- IATA: TFF; ICAO: SBTF; LID: AM0004;

Summary
- Airport type: Public
- Operator: Infraero (1980–2021); Vinci (2021–present);
- Serves: Tefé
- Time zone: BRT−1 (UTC−04:00)
- Elevation AMSL: 57 m (187 ft)
- Coordinates: 03°22′49″S 064°43′31″W﻿ / ﻿3.38028°S 64.72528°W
- Website: www.tefe-airport.com.br

Map
- TFF Location in Brazil

Runways
| Direction | Length |  | Surface |
| m | ft |
| 15/33 | 2,200 | 7,218 | Asphalt |

Statistics (2025)
- Passengers: 47,231 ▲7%
- Aircraft Operations: 3,721 ▲14%
- Statistics: Vinci Sources: Airport Website, ANAC, DECEA

= Tefé Airport =

Tefé Airport is the airport serving Tefé, Brazil. It is named after Orlando Marinho (1925–2018), a former mayor of Tefé.

It is operated by Vinci SA.

==History==
Operated by Infraero since 1980, on April 7, 2021 Vinci SA won a 30-year concession to operate the airport.

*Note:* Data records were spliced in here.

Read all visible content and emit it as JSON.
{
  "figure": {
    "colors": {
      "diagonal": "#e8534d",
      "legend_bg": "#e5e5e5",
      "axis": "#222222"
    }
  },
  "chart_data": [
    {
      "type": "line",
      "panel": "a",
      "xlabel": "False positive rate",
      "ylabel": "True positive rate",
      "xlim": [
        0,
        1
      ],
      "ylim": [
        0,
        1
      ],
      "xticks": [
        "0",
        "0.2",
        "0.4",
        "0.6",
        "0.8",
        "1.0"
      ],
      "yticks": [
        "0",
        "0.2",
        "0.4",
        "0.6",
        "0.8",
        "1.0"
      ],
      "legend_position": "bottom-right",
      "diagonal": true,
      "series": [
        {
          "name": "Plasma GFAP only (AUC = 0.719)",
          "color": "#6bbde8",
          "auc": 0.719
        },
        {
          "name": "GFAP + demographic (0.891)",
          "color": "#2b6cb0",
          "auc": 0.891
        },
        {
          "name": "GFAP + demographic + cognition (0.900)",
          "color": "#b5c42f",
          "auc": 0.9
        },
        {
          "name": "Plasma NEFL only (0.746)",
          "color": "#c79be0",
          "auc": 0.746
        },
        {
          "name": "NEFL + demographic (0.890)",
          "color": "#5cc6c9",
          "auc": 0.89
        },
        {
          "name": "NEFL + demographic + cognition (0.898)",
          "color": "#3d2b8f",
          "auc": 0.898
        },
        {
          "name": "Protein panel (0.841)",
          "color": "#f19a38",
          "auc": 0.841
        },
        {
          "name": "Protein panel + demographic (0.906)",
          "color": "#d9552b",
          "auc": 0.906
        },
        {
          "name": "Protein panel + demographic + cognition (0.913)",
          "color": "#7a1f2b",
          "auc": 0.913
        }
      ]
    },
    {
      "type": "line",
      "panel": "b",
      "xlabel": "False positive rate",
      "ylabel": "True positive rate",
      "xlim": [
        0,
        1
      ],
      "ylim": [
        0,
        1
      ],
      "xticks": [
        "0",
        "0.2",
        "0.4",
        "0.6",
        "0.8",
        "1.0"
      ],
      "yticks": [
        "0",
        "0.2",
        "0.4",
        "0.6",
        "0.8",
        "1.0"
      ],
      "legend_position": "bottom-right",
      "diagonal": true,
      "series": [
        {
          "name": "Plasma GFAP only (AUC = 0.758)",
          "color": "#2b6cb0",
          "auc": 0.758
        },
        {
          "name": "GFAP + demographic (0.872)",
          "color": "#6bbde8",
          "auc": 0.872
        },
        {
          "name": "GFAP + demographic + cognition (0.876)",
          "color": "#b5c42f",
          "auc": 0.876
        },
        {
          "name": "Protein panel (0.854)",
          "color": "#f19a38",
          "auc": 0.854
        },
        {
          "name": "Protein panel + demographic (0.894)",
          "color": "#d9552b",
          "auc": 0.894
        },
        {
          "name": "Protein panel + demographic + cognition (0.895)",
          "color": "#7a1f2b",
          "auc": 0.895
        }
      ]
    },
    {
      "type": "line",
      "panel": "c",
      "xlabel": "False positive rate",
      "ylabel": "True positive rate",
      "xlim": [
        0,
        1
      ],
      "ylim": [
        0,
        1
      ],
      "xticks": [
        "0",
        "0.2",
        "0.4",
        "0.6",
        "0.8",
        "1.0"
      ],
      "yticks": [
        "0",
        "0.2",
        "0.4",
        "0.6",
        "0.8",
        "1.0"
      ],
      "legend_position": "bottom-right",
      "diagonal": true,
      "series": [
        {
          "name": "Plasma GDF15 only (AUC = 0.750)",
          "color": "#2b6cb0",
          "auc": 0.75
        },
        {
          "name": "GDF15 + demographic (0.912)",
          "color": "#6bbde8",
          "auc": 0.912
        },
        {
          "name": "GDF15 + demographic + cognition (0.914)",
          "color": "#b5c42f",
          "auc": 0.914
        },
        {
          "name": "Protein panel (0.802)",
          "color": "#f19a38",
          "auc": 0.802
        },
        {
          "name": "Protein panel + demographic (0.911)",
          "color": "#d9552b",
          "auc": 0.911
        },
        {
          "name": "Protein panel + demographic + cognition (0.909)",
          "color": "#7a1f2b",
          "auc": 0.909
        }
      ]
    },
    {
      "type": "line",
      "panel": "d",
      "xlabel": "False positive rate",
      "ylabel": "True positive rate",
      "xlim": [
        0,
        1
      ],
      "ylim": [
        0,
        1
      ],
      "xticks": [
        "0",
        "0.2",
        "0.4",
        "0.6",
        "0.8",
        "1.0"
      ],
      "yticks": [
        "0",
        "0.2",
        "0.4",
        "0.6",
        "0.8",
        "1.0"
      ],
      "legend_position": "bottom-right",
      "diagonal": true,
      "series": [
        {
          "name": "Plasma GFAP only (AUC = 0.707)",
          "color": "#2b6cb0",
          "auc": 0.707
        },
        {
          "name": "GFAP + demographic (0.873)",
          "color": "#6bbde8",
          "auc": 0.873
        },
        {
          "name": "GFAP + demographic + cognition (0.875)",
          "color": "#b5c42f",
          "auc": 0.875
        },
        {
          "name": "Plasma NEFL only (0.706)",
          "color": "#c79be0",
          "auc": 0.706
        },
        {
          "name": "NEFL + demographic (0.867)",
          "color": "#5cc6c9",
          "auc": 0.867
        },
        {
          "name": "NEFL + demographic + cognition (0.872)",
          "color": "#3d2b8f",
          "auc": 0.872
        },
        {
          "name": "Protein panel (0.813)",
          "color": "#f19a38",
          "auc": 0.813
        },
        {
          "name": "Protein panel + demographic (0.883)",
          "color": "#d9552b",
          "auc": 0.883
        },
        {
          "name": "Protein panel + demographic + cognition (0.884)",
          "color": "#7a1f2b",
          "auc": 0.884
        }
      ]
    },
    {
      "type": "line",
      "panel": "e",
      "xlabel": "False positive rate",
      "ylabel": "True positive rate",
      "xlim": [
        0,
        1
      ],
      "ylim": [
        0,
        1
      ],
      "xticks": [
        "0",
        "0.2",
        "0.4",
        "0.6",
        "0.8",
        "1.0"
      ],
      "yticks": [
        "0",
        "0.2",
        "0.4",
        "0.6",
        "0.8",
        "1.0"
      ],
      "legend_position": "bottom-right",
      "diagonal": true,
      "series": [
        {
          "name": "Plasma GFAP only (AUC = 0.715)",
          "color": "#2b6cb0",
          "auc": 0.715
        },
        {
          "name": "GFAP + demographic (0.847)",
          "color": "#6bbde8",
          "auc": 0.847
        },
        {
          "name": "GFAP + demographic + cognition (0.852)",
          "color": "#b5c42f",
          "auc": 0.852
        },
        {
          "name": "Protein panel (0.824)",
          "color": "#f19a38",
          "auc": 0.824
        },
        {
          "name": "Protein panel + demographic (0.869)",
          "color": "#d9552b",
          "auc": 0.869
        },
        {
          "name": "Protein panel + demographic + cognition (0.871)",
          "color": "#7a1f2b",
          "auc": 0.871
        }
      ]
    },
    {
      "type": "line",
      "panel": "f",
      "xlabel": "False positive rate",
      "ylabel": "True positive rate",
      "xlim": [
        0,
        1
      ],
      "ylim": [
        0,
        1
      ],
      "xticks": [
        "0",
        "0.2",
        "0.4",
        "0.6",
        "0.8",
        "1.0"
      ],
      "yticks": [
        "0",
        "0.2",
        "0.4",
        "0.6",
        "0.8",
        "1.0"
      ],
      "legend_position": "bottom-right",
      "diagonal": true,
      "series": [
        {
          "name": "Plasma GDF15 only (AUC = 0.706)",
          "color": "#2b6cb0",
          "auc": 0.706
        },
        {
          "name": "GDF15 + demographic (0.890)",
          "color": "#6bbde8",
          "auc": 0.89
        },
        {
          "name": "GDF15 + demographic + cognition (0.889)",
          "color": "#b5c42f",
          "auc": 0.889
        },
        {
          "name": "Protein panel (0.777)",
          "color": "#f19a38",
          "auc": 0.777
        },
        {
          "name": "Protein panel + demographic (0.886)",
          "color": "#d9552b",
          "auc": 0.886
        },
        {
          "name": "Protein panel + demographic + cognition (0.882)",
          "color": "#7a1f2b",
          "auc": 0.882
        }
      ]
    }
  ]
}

==Airlines and destinations==

| Airlines | Destinations |
|---|---|
| Azul Brazilian Airlines | Manaus, Tabatinga |

==Accidents and incidents==
- 15 December 1994: a TABA Embraer EMB 110 Bandeirante en route from Carauari and Tefé to Manaus was hijacked by two Colombian citizens. The passengers were released in the proximity of Tabatinga and the aircraft was flown to Colombia. The crew was released at the Brazilian Embassy in Bogotá.

==Access==
The airport is located 5 km from downtown Tefé.